April 30, 2015
Robert Ellickson has posted Open Space in an Urban Area: Might There Be Too Much of a Good Thing? to SSRN. The abstract reads,
Numerous policies encourage the preservation of open space in urban areas. Two of many examples are large-lot zoning and tax benefits to donors of conservation easements. These policies rest on the plausible inference that an open space can benefit nearby residents, for instance, by enhancing scenic vistas and recreational opportunities. But commentators tend to underestimate the costs of open space. The key advantage of urban living is proximity to other people. Open spaces reduce urban densities, increase commuting times, and foster sprawl. I advance the heretical view that a metropolitan area can suffer from having too much open space, and briefly suggest some reforms, particularly in zoning and conservation-easement policy.
This brief essay is thought-provoking, particularly for those of us in NYC. Mayor De Blasio is embarking on an ambitious plan to build or preserve 200,000 units of affordable housing and there are all sorts of land use debates raging over the appropriate level of density in the city. This essay suggests that we should model the costs and benefits of open space in order to work toward a more optimal amount of it in each community. As Ellickson notes, “Development displaced by the setting aside of open space could be pushed in one of three directions: toward the center city, toward the periphery, and beyond the region in question.” (8) This dynamic plays out differently in a city that is built up as much as NYC. But it is reflected in our discussions about density: low density in the central city pushes development outward, one way or another.

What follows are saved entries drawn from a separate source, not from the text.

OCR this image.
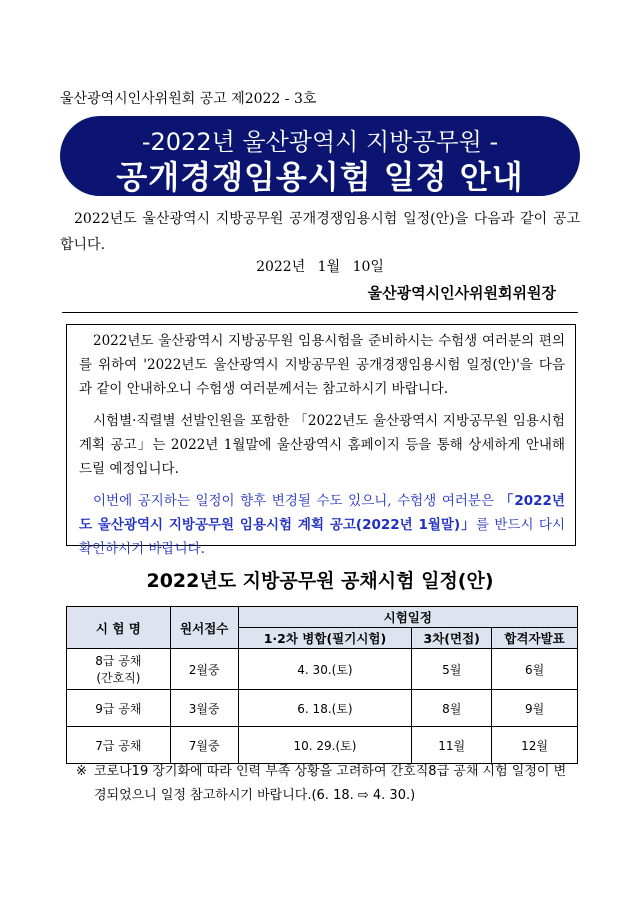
울산광역시인사위원회 공고 제2022 - 3호
-2022년 울산광역시 지방공무원 -
공개경쟁임용시험 일정 안내
2022년도 울산광역시 지방공무원 공개경쟁임용시험 일정(안)을 다음과 같이 공고 합니다.
2022년 1월 10일
울산광역시인사위원회위원장

2022년도 울산광역시 지방공무원 임용시험을 준비하시는 수험생 여러분의 편의를 위하여 '2022년도 울산광역시 지방공무원 공개경쟁임용시험 일정(안)'을 다음과 같이 안내하오니 수험생 여러분께서는 참고하시기 바랍니다.

시험별·직렬별 선발인원을 포함한 「2022년도 울산광역시 지방공무원 임용시험 계획 공고」는 2022년 1월말에 울산광역시 홈페이지 등을 통해 상세하게 안내해 드릴 예정입니다.

이번에 공지하는 일정이 향후 변경될 수도 있으니, 수험생 여러분은 「2022년도 울산광역시 지방공무원 임용시험 계획 공고(2022년 1월말)」를 반드시 다시 확인하시기 바랍니다.

2022년도 지방공무원 공채시험 일정(안)
시 험 명	원서접수	시험일정		
		1·2차 병합(필기시험)	3차(면접)	합격자발표
8급 공채
(간호직)	2월중	4. 30.(토)	5월	6월
9급 공채	3월중	6. 18.(토)	8월	9월
7급 공채	7월중	10. 29.(토)	11월	12월
※ 코로나19 장기화에 따라 인력 부족 상황을 고려하여 간호직8급 공채 시험 일정이 변경되었으니 일정 참고하시기 바랍니다.(6. 18. ⇨ 4. 30.)
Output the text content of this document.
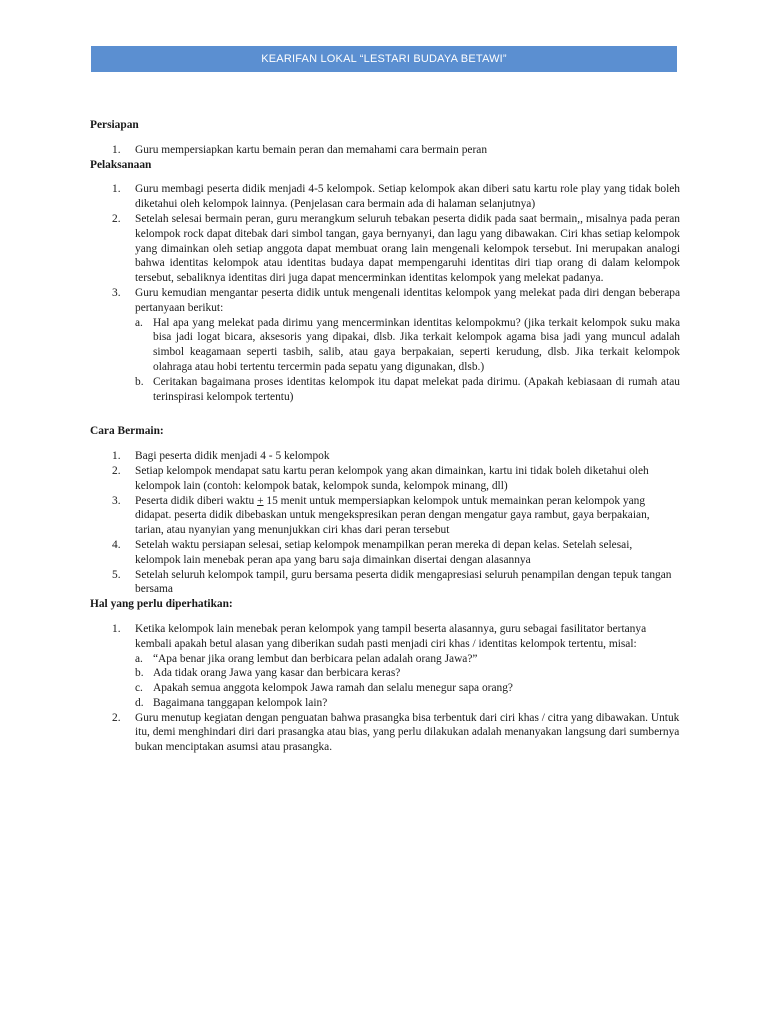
KEARIFAN LOKAL “LESTARI BUDAYA BETAWI”

Persiapan

1. Guru mempersiapkan kartu bemain peran dan memahami cara bermain peran

Pelaksanaan

1. Guru membagi peserta didik menjadi 4-5 kelompok. Setiap kelompok akan diberi satu kartu role play yang tidak boleh diketahui oleh kelompok lainnya. (Penjelasan cara bermain ada di halaman selanjutnya)
2. Setelah selesai bermain peran, guru merangkum seluruh tebakan peserta didik pada saat bermain,, misalnya pada peran kelompok rock dapat ditebak dari simbol tangan, gaya bernyanyi, dan lagu yang dibawakan. Ciri khas setiap kelompok yang dimainkan oleh setiap anggota dapat membuat orang lain mengenali kelompok tersebut. Ini merupakan analogi bahwa identitas kelompok atau identitas budaya dapat mempengaruhi identitas diri tiap orang di dalam kelompok tersebut, sebaliknya identitas diri juga dapat mencerminkan identitas kelompok yang melekat padanya.
3. Guru kemudian mengantar peserta didik untuk mengenali identitas kelompok yang melekat pada diri dengan beberapa pertanyaan berikut:
a. Hal apa yang melekat pada dirimu yang mencerminkan identitas kelompokmu? (jika terkait kelompok suku maka bisa jadi logat bicara, aksesoris yang dipakai, dlsb. Jika terkait kelompok agama bisa jadi yang muncul adalah simbol keagamaan seperti tasbih, salib, atau gaya berpakaian, seperti kerudung, dlsb. Jika terkait kelompok olahraga atau hobi tertentu tercermin pada sepatu yang digunakan, dlsb.)
b. Ceritakan bagaimana proses identitas kelompok itu dapat melekat pada dirimu. (Apakah kebiasaan di rumah atau terinspirasi kelompok tertentu)

Cara Bermain:

1. Bagi peserta didik menjadi 4 - 5 kelompok
2. Setiap kelompok mendapat satu kartu peran kelompok yang akan dimainkan, kartu ini tidak boleh diketahui oleh kelompok lain (contoh: kelompok batak, kelompok sunda, kelompok minang, dll)
3. Peserta didik diberi waktu + 15 menit untuk mempersiapkan kelompok untuk memainkan peran kelompok yang didapat. peserta didik dibebaskan untuk mengekspresikan peran dengan mengatur gaya rambut, gaya berpakaian, tarian, atau nyanyian yang menunjukkan ciri khas dari peran tersebut
4. Setelah waktu persiapan selesai, setiap kelompok menampilkan peran mereka di depan kelas. Setelah selesai, kelompok lain menebak peran apa yang baru saja dimainkan disertai dengan alasannya
5. Setelah seluruh kelompok tampil, guru bersama peserta didik mengapresiasi seluruh penampilan dengan tepuk tangan bersama

Hal yang perlu diperhatikan:

1. Ketika kelompok lain menebak peran kelompok yang tampil beserta alasannya, guru sebagai fasilitator bertanya kembali apakah betul alasan yang diberikan sudah pasti menjadi ciri khas / identitas kelompok tertentu, misal:
a. “Apa benar jika orang lembut dan berbicara pelan adalah orang Jawa?”
b. Ada tidak orang Jawa yang kasar dan berbicara keras?
c. Apakah semua anggota kelompok Jawa ramah dan selalu menegur sapa orang?
d. Bagaimana tanggapan kelompok lain?
2. Guru menutup kegiatan dengan penguatan bahwa prasangka bisa terbentuk dari ciri khas / citra yang dibawakan. Untuk itu, demi menghindari diri dari prasangka atau bias, yang perlu dilakukan adalah menanyakan langsung dari sumbernya bukan menciptakan asumsi atau prasangka.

Ellickson’s insights are also relevant to the analysis of the overall land use regimes of broader regions: “Open space provides essential relief from urban asphalt and concrete. But debates over the merits of open space tend to understate the opportunity costs and negative externalities of protecting land from development.” (19) He argues that the archetypal bedroom community near NYC is “ideally situated to house commuters. Its large-lot zoning and unstinting acquisitions of open space have contributed to the further sprawl of Greater New York. There can be too much of a good thing.” (19) The essay does not give too much guidance as to how regions such as Greater New York can best address these issues, but it does raise important questions that policy makers should seek to answer.